A prescindere dagli schemi gerarchici e dagli archetipi culturali, fin dalle origini si è soliti trattare la differenza tra esseri umani come espressione di minor valore. Che sia di sesso, colore della pelle, etnia, religione o altro, la diseguaglianza è spesso fonte di inadeguatezza e si tenta di trasformarla secondo il gruppo di riferimento normativo.
Così, infatti, da secoli questa tendenza pone la capacità riproduttrice del corpo femminile come limite sociale delle donne. Non hanno avuto il diritto di partecipare alla vita cittadina per lungo tempo in quanto relegate agli aspetti della vita privata quali la cura della casa, l’alimentazione del marito, crescere i figli e quant’altro.
Il sol fatto di essere nati in un corpo femminile ti escludeva a prescindere da determinati contesti sociali: niente istruzione, niente lavoro, nessun guadagno e nessuna indipendenza.
Oltre il fatto che per anni è stato lo sguardo dell’uomo a definire la donna secondo i suoi canoni di purezza e sottomissione.
Chiaramente nel corso degli anni, soprattutto dopo la seconda metà del Novecento, nei paesi sviluppati – inclusa l’Italia – dopo lotte e discussioni, le disuguaglianze tra uomini e donne si sono ridotte, benchè questo accadeva a livello normativo e ha impiegato più tempo sul livello sociale. Ma poi, l’estremismo del femminismo ha causato casi di forte opposizione dove la troppa libertà ed emancipazione della donna la rendevano artefice dello stravolgimento della famiglia e del ribaltamento dei ruoli.
Insomma è come se per la figura della donna non ci sia una giusta via di mezzo anche perché le differenze tra i due sessi che troviamo oggi nelle democrazie occidentali sono dovute soprattutto al modo in cui è stata affrontata questa dualità dell’argomento:
differenza della donna e quindi diritti delle donne o uguaglianza agli uomini e quindi parità dei sessi?
Già le femministe della Rivoluzione Francese affrontano questa scissione di pensiero: Olympe de Gouges (1791) afferma che le donne siano “il sesso superiore sia in bellezza che in coraggio, nelle sofferenze della maternità”, mentre Mary Wollstonecraft rivendica diritti uguali per le donne come per gli uomini, nonostante la maternità sia una differenza irriducibile.
Quindi abbiamo chi sostiene la necessità di diritti del lavoro femminile per ridurre il sovraffaticamento e valorizzare il ruolo di madre e chi, dall’altro lato è contrario a delle riforme speciali perché nei diversi ambiti, ad esempio lavorativo, genera delle discriminazioni.
Nelle due posizioni è espresso il dilemma tra un’uguaglianza intesa come omogeneità all’uomo e quindi sacrificando il corpo e l’esperienza femminile, e una differenza che pone le donne uguali tra loro - perché potenziali madri - e di conseguenza diverse dagli uomini.
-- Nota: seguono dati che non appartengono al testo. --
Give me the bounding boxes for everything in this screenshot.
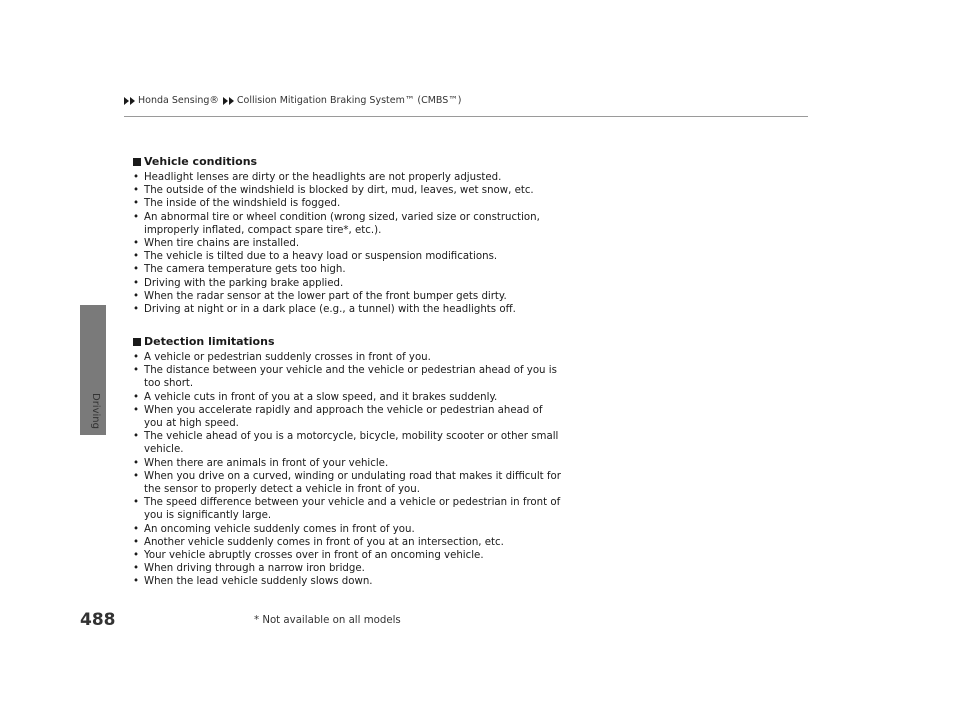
list-item: • When there are animals in front of your vehicle. bbox=[133, 457, 563, 470]
list-item: • Another vehicle suddenly comes in front of you at an intersection, etc. bbox=[133, 536, 563, 549]
arrow-icon bbox=[223, 97, 228, 105]
breadcrumb bbox=[124, 95, 462, 106]
arrow-icon bbox=[130, 97, 135, 105]
page-number: 488 bbox=[80, 610, 116, 630]
list-item: • Driving at night or in a dark place (e.g., a tunnel) with the headlights off. bbox=[133, 303, 563, 316]
list-item: • Headlight lenses are dirty or the headlights are not properly adjusted. bbox=[133, 171, 563, 184]
breadcrumb-item-cmbs[interactable]: Collision Mitigation Braking System™ (CMBS™) bbox=[236, 95, 462, 106]
list-item: • The speed difference between your vehicle and a vehicle or pedestrian in front of you is significantly large. bbox=[133, 496, 563, 522]
section-heading bbox=[133, 155, 563, 168]
list-item: • The vehicle is tilted due to a heavy load or suspension modifications. bbox=[133, 250, 563, 263]
list-item: • When tire chains are installed. bbox=[133, 237, 563, 250]
vehicle-conditions-heading: Vehicle conditions bbox=[144, 155, 258, 168]
list-item: • When you accelerate rapidly and approach the vehicle or pedestrian ahead of you at high speed. bbox=[133, 404, 563, 430]
vehicle-conditions-section bbox=[133, 155, 563, 316]
arrow-icon bbox=[229, 97, 234, 105]
list-item: • The distance between your vehicle and the vehicle or pedestrian ahead of you is too short. bbox=[133, 364, 563, 390]
list-item: • The vehicle ahead of you is a motorcycle, bicycle, mobility scooter or other small vehicle. bbox=[133, 430, 563, 456]
list-item: • Your vehicle abruptly crosses over in front of an oncoming vehicle. bbox=[133, 549, 563, 562]
list-item: • An abnormal tire or wheel condition (wrong sized, varied size or construction, improperly inflated, compact spare tire*, etc.). bbox=[133, 211, 563, 237]
vehicle-conditions-list bbox=[133, 171, 563, 316]
section-heading bbox=[133, 335, 563, 348]
square-bullet-icon bbox=[133, 158, 141, 166]
chapter-tab-label: Driving bbox=[90, 393, 101, 429]
list-item: • A vehicle cuts in front of you at a slow speed, and it brakes suddenly. bbox=[133, 391, 563, 404]
list-item: • When the radar sensor at the lower part of the front bumper gets dirty. bbox=[133, 290, 563, 303]
arrow-icon bbox=[124, 97, 129, 105]
footnote: * Not available on all models bbox=[254, 615, 401, 626]
list-item: • The inside of the windshield is fogged. bbox=[133, 197, 563, 210]
list-item: • When driving through a narrow iron bridge. bbox=[133, 562, 563, 575]
list-item: • When you drive on a curved, winding or undulating road that makes it difficult for the sensor to properly detect a vehicle in front of you. bbox=[133, 470, 563, 496]
breadcrumb-item-honda-sensing[interactable]: Honda Sensing® bbox=[138, 95, 219, 106]
header-divider bbox=[124, 116, 808, 117]
detection-limitations-heading: Detection limitations bbox=[144, 335, 275, 348]
detection-limitations-list bbox=[133, 351, 563, 589]
square-bullet-icon bbox=[133, 338, 141, 346]
list-item: • Driving with the parking brake applied. bbox=[133, 277, 563, 290]
detection-limitations-section bbox=[133, 335, 563, 589]
list-item: • An oncoming vehicle suddenly comes in front of you. bbox=[133, 523, 563, 536]
list-item: • The outside of the windshield is blocked by dirt, mud, leaves, wet snow, etc. bbox=[133, 184, 563, 197]
list-item: • A vehicle or pedestrian suddenly crosses in front of you. bbox=[133, 351, 563, 364]
list-item: • The camera temperature gets too high. bbox=[133, 263, 563, 276]
list-item: • When the lead vehicle suddenly slows down. bbox=[133, 575, 563, 588]
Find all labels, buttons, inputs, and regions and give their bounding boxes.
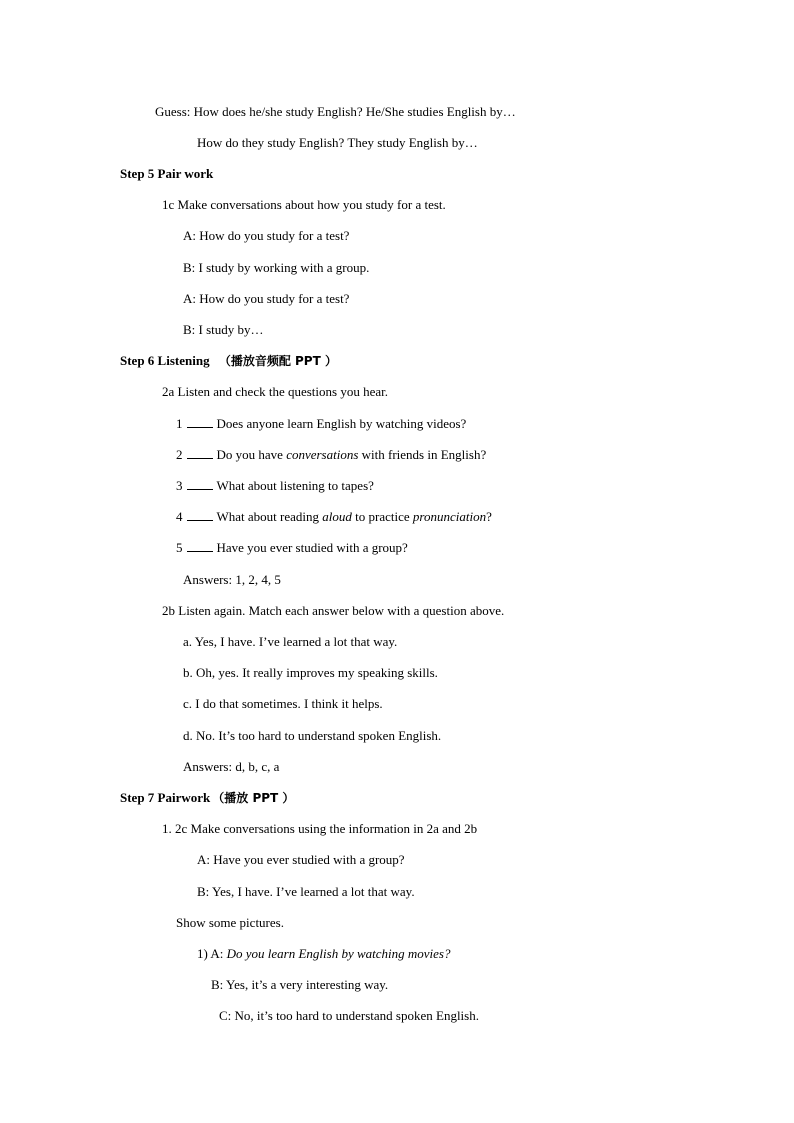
picture-line-a-prefix: 1) A:: [197, 946, 227, 961]
question-row-4: [176, 509, 492, 525]
question-row-1: [176, 416, 466, 432]
step5-line-1: A: How do you study for a test?: [183, 228, 350, 243]
answer-option-a: a. Yes, I have. I’ve learned a lot that way.: [183, 634, 398, 649]
answer-blank: [187, 416, 213, 428]
step5-line-3: A: How do you study for a test?: [183, 291, 350, 306]
guess-line-1: Guess: How does he/she study English? He/She studies English by…: [155, 104, 516, 119]
step5-heading: Step 5 Pair work: [120, 166, 214, 181]
answer-option-d: d. No. It’s too hard to understand spoken English.: [183, 728, 442, 743]
question-number: 3: [176, 478, 183, 493]
question-text-end: ?: [486, 509, 492, 524]
answer-blank: [187, 509, 213, 521]
answer-option-b: b. Oh, yes. It really improves my speaking skills.: [183, 665, 438, 680]
answers-2b: Answers: d, b, c, a: [183, 759, 280, 774]
step7-task: 1. 2c Make conversations using the information in 2a and 2b: [162, 821, 478, 836]
answers-2a: Answers: 1, 2, 4, 5: [183, 572, 281, 587]
step5-task: 1c Make conversations about how you study for a test.: [162, 197, 446, 212]
question-text: Have you ever studied with a group?: [216, 540, 408, 555]
question-text: What about reading: [216, 509, 323, 524]
question-text: Do you have: [216, 447, 287, 462]
question-text-mid: to practice: [351, 509, 413, 524]
picture-line-a: [197, 946, 450, 962]
question-row-3: [176, 478, 374, 494]
question-emphasis: conversations: [286, 447, 359, 462]
answer-blank: [187, 447, 213, 459]
step6-task-2a: 2a Listen and check the questions you hear.: [162, 384, 388, 399]
step6-heading-note: （播放音频配 PPT ）: [218, 354, 337, 368]
step7-heading-row: [120, 790, 294, 806]
question-text-rest: with friends in English?: [358, 447, 487, 462]
picture-line-c: C: No, it’s too hard to understand spoken English.: [219, 1008, 479, 1023]
question-emphasis: aloud: [322, 509, 352, 524]
answer-blank: [187, 478, 213, 490]
answer-blank: [187, 540, 213, 552]
step6-heading: Step 6 Listening: [120, 353, 210, 368]
step7-line-1: A: Have you ever studied with a group?: [197, 852, 405, 867]
question-text: What about listening to tapes?: [216, 478, 374, 493]
step6-heading-row: [120, 353, 337, 369]
answer-option-c: c. I do that sometimes. I think it helps.: [183, 696, 383, 711]
question-number: 2: [176, 447, 183, 462]
picture-line-b: B: Yes, it’s a very interesting way.: [211, 977, 389, 992]
step5-line-4: B: I study by…: [183, 322, 264, 337]
show-pictures: Show some pictures.: [176, 915, 284, 930]
step5-line-2: B: I study by working with a group.: [183, 260, 370, 275]
step7-heading: Step 7 Pairwork: [120, 790, 211, 805]
question-row-5: [176, 540, 408, 556]
step7-heading-note: （播放 PPT ）: [212, 791, 295, 805]
question-row-2: [176, 447, 486, 463]
step7-line-2: B: Yes, I have. I’ve learned a lot that way.: [197, 884, 415, 899]
question-number: 1: [176, 416, 183, 431]
guess-line-2: How do they study English? They study English by…: [197, 135, 478, 150]
question-emphasis-2: pronunciation: [412, 509, 487, 524]
picture-line-a-text: Do you learn English by watching movies?: [226, 946, 451, 961]
step6-task-2b: 2b Listen again. Match each answer below with a question above.: [162, 603, 505, 618]
question-number: 4: [176, 509, 183, 524]
question-text: Does anyone learn English by watching videos?: [216, 416, 467, 431]
question-number: 5: [176, 540, 183, 555]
L’affermazione della differenza genera l’emarginazione politica e sociale e l’affermazione dell’uguaglianza costringe le donne ad adattarsi ai ritmi e all’esperienza maschile.
L’alternativa potrebbe stare nel destrutturare gli interessi per la differenza:
si è uguali non perché identici ma perché le differenze di vario genere non creano diversità rispetto alla partecipazione in alcuni ambiti della vita sociale e privata.
L’uguaglianza non dovrebbe in alcun caso reprimere le differenze di genere, religione, colore della pelle, salute, istruzione e livello sociale.
Bisognerebbe creare uguaglianza in base a quattro criteri fondamentali nella vita dell’essere umano in generale: occupazione, famiglia, rappresentanza politica e decisioni sociali; creare per questi ambiti obiettivi e risorse che possano garantire l’uguaglianza per tutti.
Insomma, per la donna non dev’essere una scelta difficile o una questione di punto di vista ma il naturale svolgimento della sua vita che la rendono unica nel suo genere.